If NATO is to be taken at its word, these accusations should set off alarm bells. One would think that NATO member countries, faced with these “aggressive actions,” would be scrambling to ramp up their military spending to whatever is necessary to counter this military threat from Russia.
Yet strangely the opposite is happening. Despite the heated rhetoric coming from Stoltenberg and his spin factory, NATO HQ is having a difficult time getting its member states interested at all in the Russian threat. NATO member countries — particularly those most geographically vulnerable to the claimed Russian aggression — are not only not ramping up military spending, but in some cases are actually cutting their budgets.
Even the above defense ministers statement suggests frustration with this phenomenon:
We reaffirm the importance of the Defence Investment Pledge adopted at the Wales Summit. Accordingly, we are working on reversing the trend of declining funding for defence, and we will make the most effective use of our defence budgets.
Last year in Wales, NATO leaders pledged to reverse their declining military spending budgets. They have not done so.
The United Kingdom, one of Washington’s most bellicose partners when it comes to foreign interventionism, has infuriated US leadership by reducing rather than increasing its military spending. British Prime Minister David Cameron has apparently reneged on his country’s pledge to maintain military spending at 2% of GDP.
The response from London is to cook the books a little rather than actually increase spending. The Guardian reports that:
UK defence officials are now drawing up proposals whereby some foreign aid and intelligence services’ spending would be reclassified as ‘defence.’
En route to the NATO meeting, US Defense Secretary Ashton Carter did his best to goad the Germans into taking the Russian threat seriously. As Reuters reported:
Carter heads first to Berlin, where he is expected to call for a more muscular global security role from Germany, Europe’s largest economy. Germany remains hesitant to deploy troops abroad, seven decades after the end of World War II.
Germany, where defense spending decreased by 1.3% last year, is reportedly less than enthusiastic about contributing troops to the new 40,000 person NATO rapid reaction force to be placed on Russia’s border. Perhaps they have not forgotten history?
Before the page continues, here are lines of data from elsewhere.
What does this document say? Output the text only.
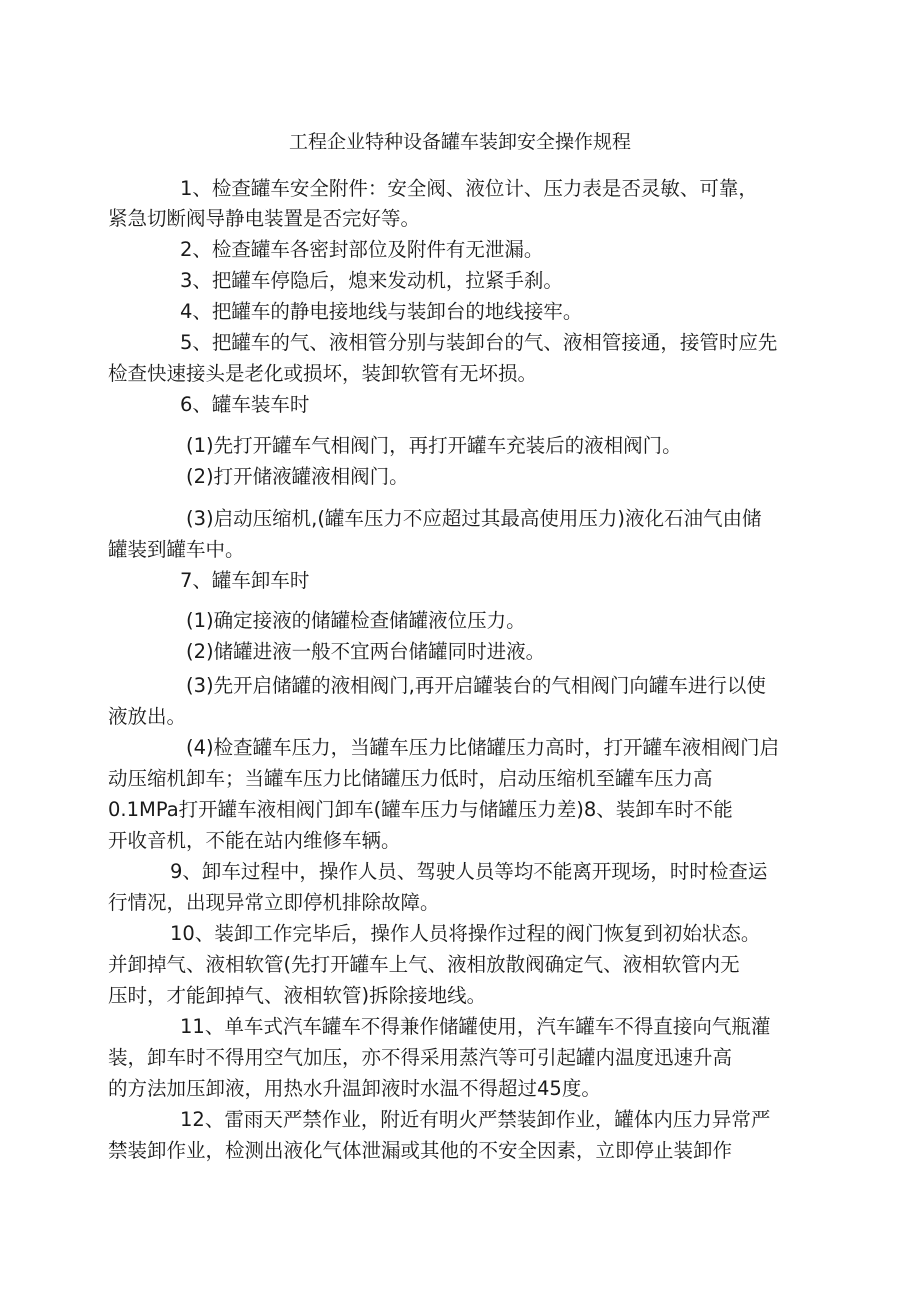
工程企业特种设备罐车装卸安全操作规程
1、检查罐车安全附件：安全阀、液位计、压力表是否灵敏、可靠，
紧急切断阀导静电装置是否完好等。
2、检查罐车各密封部位及附件有无泄漏。
3、把罐车停隐后，熄来发动机，拉紧手刹。
4、把罐车的静电接地线与装卸台的地线接牢。
5、把罐车的气、液相管分别与装卸台的气、液相管接通，接管时应先
检查快速接头是老化或损坏，装卸软管有无坏损。
6、罐车装车时
(1)先打开罐车气相阀门，再打开罐车充装后的液相阀门。
(2)打开储液罐液相阀门。
(3)启动压缩机,(罐车压力不应超过其最高使用压力)液化石油气由储
罐装到罐车中。
7、罐车卸车时
(1)确定接液的储罐检查储罐液位压力。
(2)储罐进液一般不宜两台储罐同时进液。
(3)先开启储罐的液相阀门,再开启罐装台的气相阀门向罐车进行以使
液放出。
(4)检查罐车压力，当罐车压力比储罐压力高时，打开罐车液相阀门启
动压缩机卸车；当罐车压力比储罐压力低时，启动压缩机至罐车压力高
0.1MPa打开罐车液相阀门卸车(罐车压力与储罐压力差)8、装卸车时不能
开收音机，不能在站内维修车辆。
9、卸车过程中，操作人员、驾驶人员等均不能离开现场，时时检查运
行情况，出现异常立即停机排除故障。
10、装卸工作完毕后，操作人员将操作过程的阀门恢复到初始状态。
并卸掉气、液相软管(先打开罐车上气、液相放散阀确定气、液相软管内无
压时，才能卸掉气、液相软管)拆除接地线。
11、单车式汽车罐车不得兼作储罐使用，汽车罐车不得直接向气瓶灌
装，卸车时不得用空气加压，亦不得采用蒸汽等可引起罐内温度迅速升高
的方法加压卸液，用热水升温卸液时水温不得超过45度。
12、雷雨天严禁作业，附近有明火严禁装卸作业，罐体内压力异常严
禁装卸作业，检测出液化气体泄漏或其他的不安全因素，立即停止装卸作
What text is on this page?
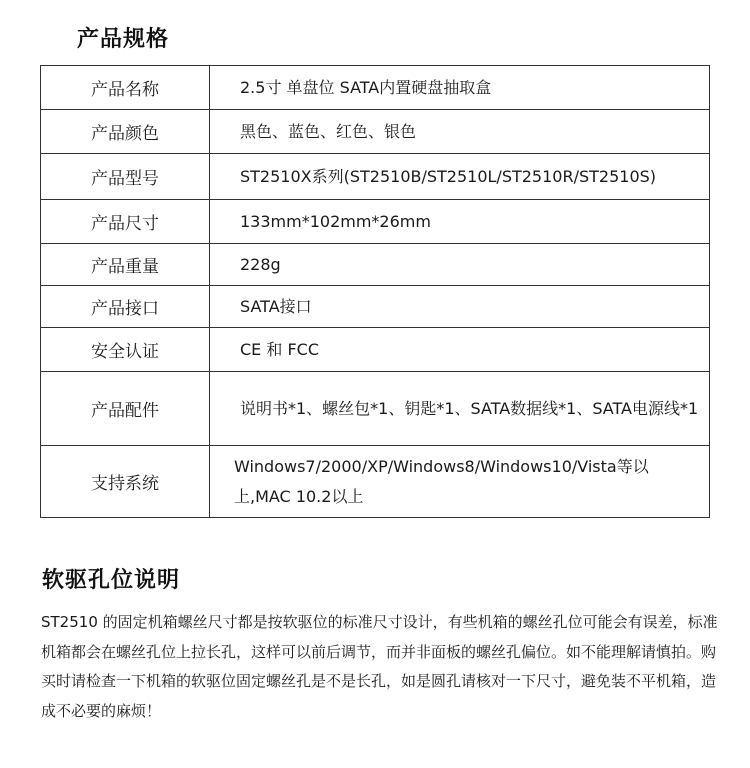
产品规格
产品名称	2.5寸 单盘位 SATA内置硬盘抽取盒
产品颜色	黑色、蓝色、红色、银色
产品型号	ST2510X系列(ST2510B/ST2510L/ST2510R/ST2510S)
产品尺寸	133mm*102mm*26mm
产品重量	228g
产品接口	SATA接口
安全认证	CE 和 FCC
产品配件	说明书*1、螺丝包*1、钥匙*1、SATA数据线*1、SATA电源线*1
支持系统	Windows7/2000/XP/Windows8/Windows10/Vista等以上,MAC 10.2以上
软驱孔位说明

ST2510 的固定机箱螺丝尺寸都是按软驱位的标准尺寸设计，有些机箱的螺丝孔位可能会有误差，标准机箱都会在螺丝孔位上拉长孔，这样可以前后调节，而并非面板的螺丝孔偏位。如不能理解请慎拍。购买时请检查一下机箱的软驱位固定螺丝孔是不是长孔，如是圆孔请核对一下尺寸，避免装不平机箱，造成不必要的麻烦！
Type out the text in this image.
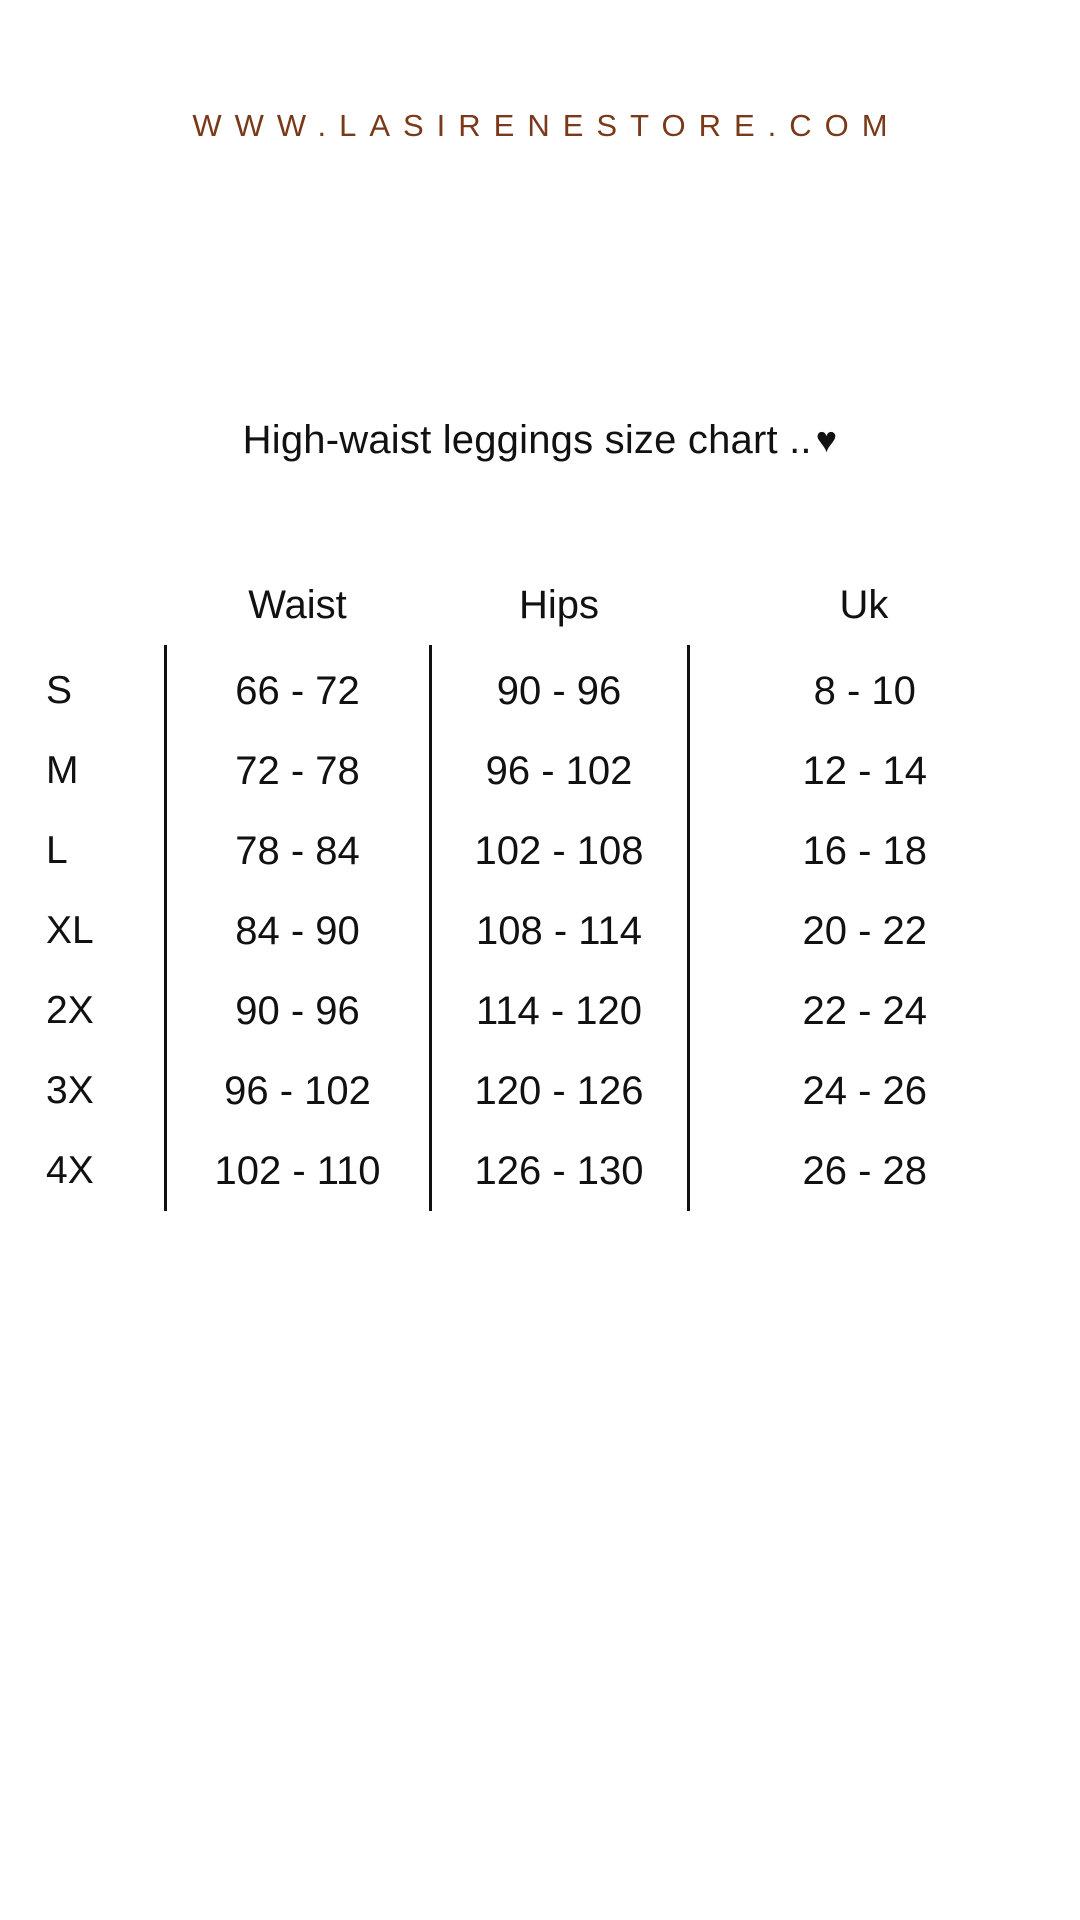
WWW.LASIRENESTORE.COM
High-waist leggings size chart .. ♥
	Waist	Hips	Uk
S	66 - 72	90 - 96	8 - 10
M	72 - 78	96 - 102	12 - 14
L	78 - 84	102 - 108	16 - 18
XL	84 - 90	108 - 114	20 - 22
2X	90 - 96	114 - 120	22 - 24
3X	96 - 102	120 - 126	24 - 26
4X	102 - 110	126 - 130	26 - 28
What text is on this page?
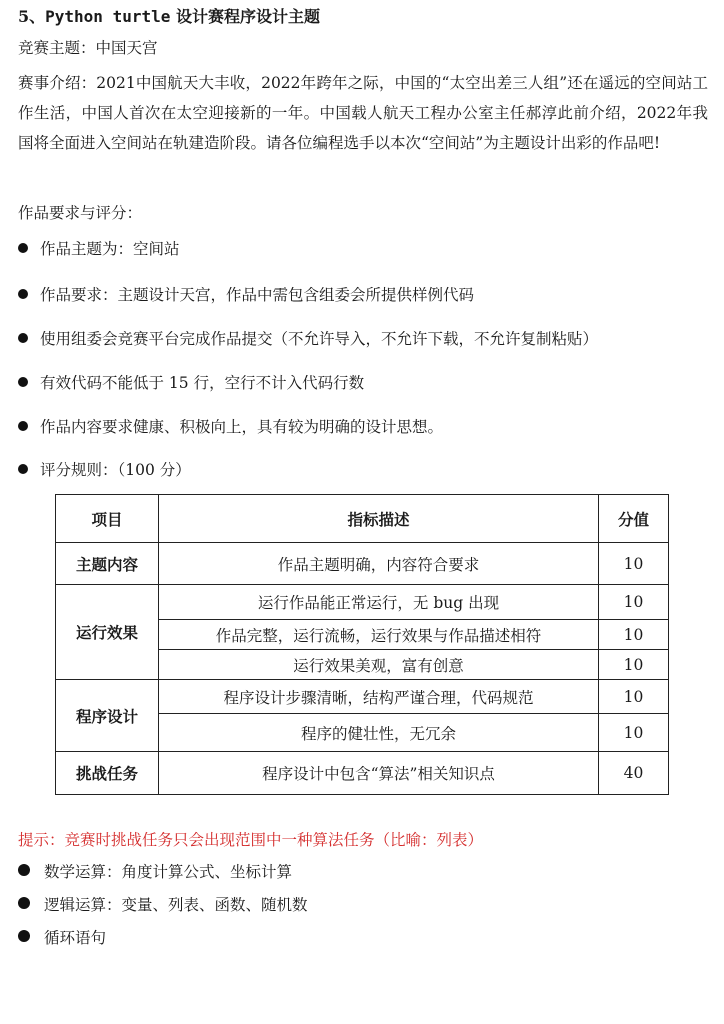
5、Python turtle 设计赛程序设计主题
竞赛主题：中国天宫
赛事介绍：2021中国航天大丰收，2022年跨年之际，中国的“太空出差三人组”还在遥远的空间站工作生活，中国人首次在太空迎接新的一年。中国载人航天工程办公室主任郝淳此前介绍，2022年我国将全面进入空间站在轨建造阶段。请各位编程选手以本次“空间站”为主题设计出彩的作品吧!
作品要求与评分：
作品主题为：空间站
作品要求：主题设计天宫，作品中需包含组委会所提供样例代码
使用组委会竞赛平台完成作品提交（不允许导入，不允许下载，不允许复制粘贴）
有效代码不能低于 15 行，空行不计入代码行数
作品内容要求健康、积极向上，具有较为明确的设计思想。
评分规则：（100 分）
项目	指标描述	分值
主题内容	作品主题明确，内容符合要求	10
运行效果	运行作品能正常运行，无 bug 出现	10
	作品完整，运行流畅，运行效果与作品描述相符	10
	运行效果美观，富有创意	10
程序设计	程序设计步骤清晰，结构严谨合理，代码规范	10
	程序的健壮性，无冗余	10
挑战任务	程序设计中包含“算法”相关知识点	40
提示：竞赛时挑战任务只会出现范围中一种算法任务（比喻：列表）
数学运算：角度计算公式、坐标计算
逻辑运算：变量、列表、函数、随机数
循环语句
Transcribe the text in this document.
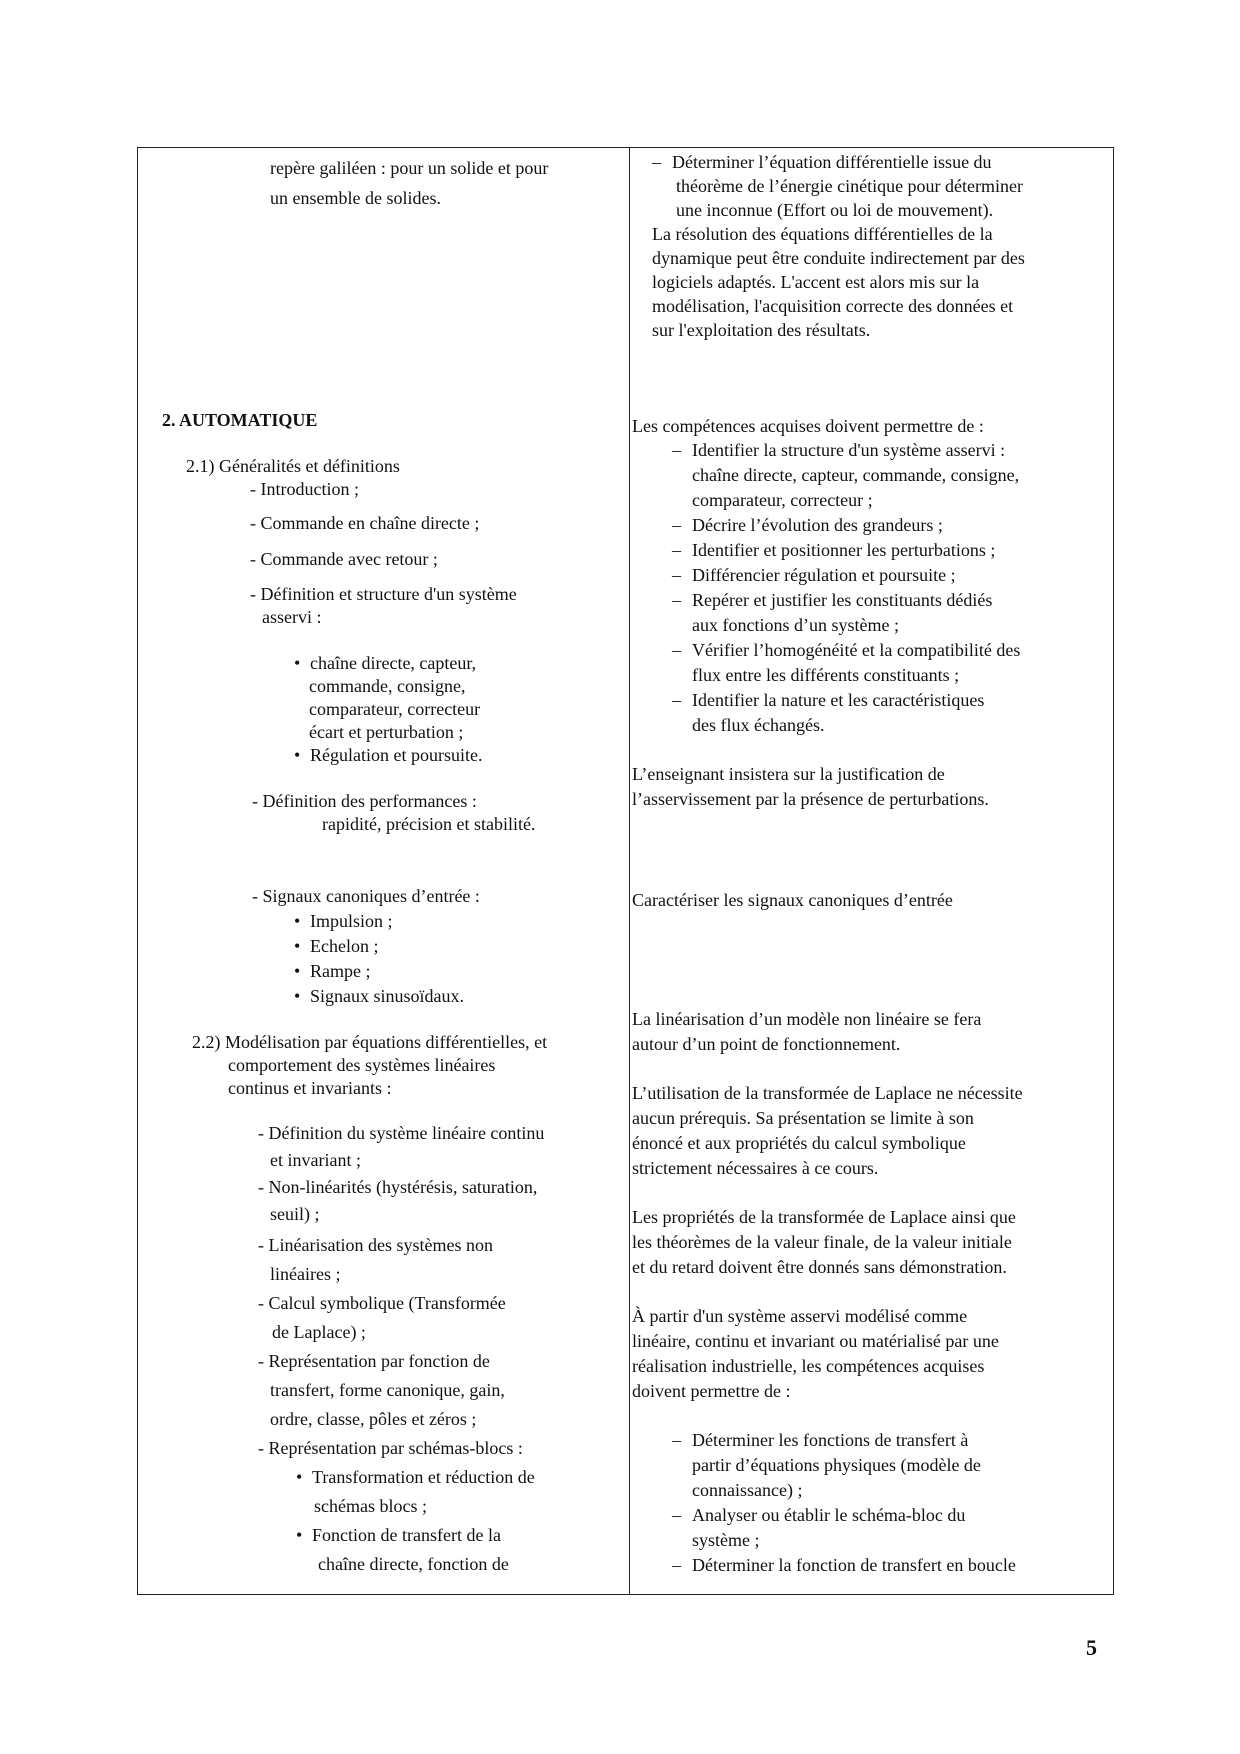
repère galiléen : pour un solide et pour
un ensemble de solides.
2. AUTOMATIQUE
2.1) Généralités et définitions
- Introduction ;
- Commande en chaîne directe ;
- Commande avec retour ;
- Définition et structure d'un système
asservi :
• chaîne directe, capteur,
commande, consigne,
comparateur, correcteur
écart et perturbation ;
• Régulation et poursuite.
- Définition des performances :
rapidité, précision et stabilité.
- Signaux canoniques d’entrée :
• Impulsion ;
• Echelon ;
• Rampe ;
• Signaux sinusoïdaux.
2.2) Modélisation par équations différentielles, et
comportement des systèmes linéaires
continus et invariants :
- Définition du système linéaire continu
et invariant ;
- Non-linéarités (hystérésis, saturation,
seuil) ;
- Linéarisation des systèmes non
linéaires ;
- Calcul symbolique (Transformée
de Laplace) ;
- Représentation par fonction de
transfert, forme canonique, gain,
ordre, classe, pôles et zéros ;
- Représentation par schémas-blocs :
• Transformation et réduction de
schémas blocs ;
• Fonction de transfert de la
chaîne directe, fonction de
– Déterminer l’équation différentielle issue du
théorème de l’énergie cinétique pour déterminer
une inconnue (Effort ou loi de mouvement).
La résolution des équations différentielles de la
dynamique peut être conduite indirectement par des
logiciels adaptés. L'accent est alors mis sur la
modélisation, l'acquisition correcte des données et
sur l'exploitation des résultats.
Les compétences acquises doivent permettre de :
– Identifier la structure d'un système asservi :
chaîne directe, capteur, commande, consigne,
comparateur, correcteur ;
– Décrire l’évolution des grandeurs ;
– Identifier et positionner les perturbations ;
– Différencier régulation et poursuite ;
– Repérer et justifier les constituants dédiés
aux fonctions d’un système ;
– Vérifier l’homogénéité et la compatibilité des
flux entre les différents constituants ;
– Identifier la nature et les caractéristiques
des flux échangés.
L’enseignant insistera sur la justification de
l’asservissement par la présence de perturbations.
Caractériser les signaux canoniques d’entrée
La linéarisation d’un modèle non linéaire se fera
autour d’un point de fonctionnement.
L’utilisation de la transformée de Laplace ne nécessite
aucun prérequis. Sa présentation se limite à son
énoncé et aux propriétés du calcul symbolique
strictement nécessaires à ce cours.
Les propriétés de la transformée de Laplace ainsi que
les théorèmes de la valeur finale, de la valeur initiale
et du retard doivent être donnés sans démonstration.
À partir d'un système asservi modélisé comme
linéaire, continu et invariant ou matérialisé par une
réalisation industrielle, les compétences acquises
doivent permettre de :
– Déterminer les fonctions de transfert à
partir d’équations physiques (modèle de
connaissance) ;
– Analyser ou établir le schéma-bloc du
système ;
– Déterminer la fonction de transfert en boucle
5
Even shrill Lithuania, which regularly claims that Russia is about to invade, cannot interest its citizens in signing up to fight for their country. The Baltic nation has been forced to re-introduce conscription to force Lithuanians to augment its miniscule 15,000 person armed forces. Lithuanian president Dalia Grybauskaitė, a former member of the Communist Party, said that without conscription there was “no other way to strengthen [the] army.” Lithuania spends about half of the NATO-required 2% of GDP on defense.
Enthusiasm over NATO’s demand for a tougher stand against Russia is even less among average European citizens than in the halls of power. Taken as a whole, not even 50% of NATO member country citizens would support their government responding with force should a NATO member country come under Russian attack. That means that the population does not support the very cornerstone of the NATO Charter, Article 5, which obligates a joint defense of any NATO member under attack.
Some 68 percent of those living in NATO member countries believe it will be the US who comes to their aid should Russia attack. They do not believe their own countries will do so.
Does this look like a Europe terrified by Russian aggression and facing an existential threat because of it? Would any government that truly believes it is about to be attacked by an aggressive foreign power actually reduce defense spending? Would any citizenry facing down invasion and occupation avoid military service like the plague?
Despite the endless propaganda of US and NATO officials about the Russian threat, it is clear that citizens and even their leaders do not believe it is real. There is a huge disconnect between the hyped threat and the real perceived threat. No wonder NATO is scrambling to set up new “information warfare” outposts throughout eastern Europe.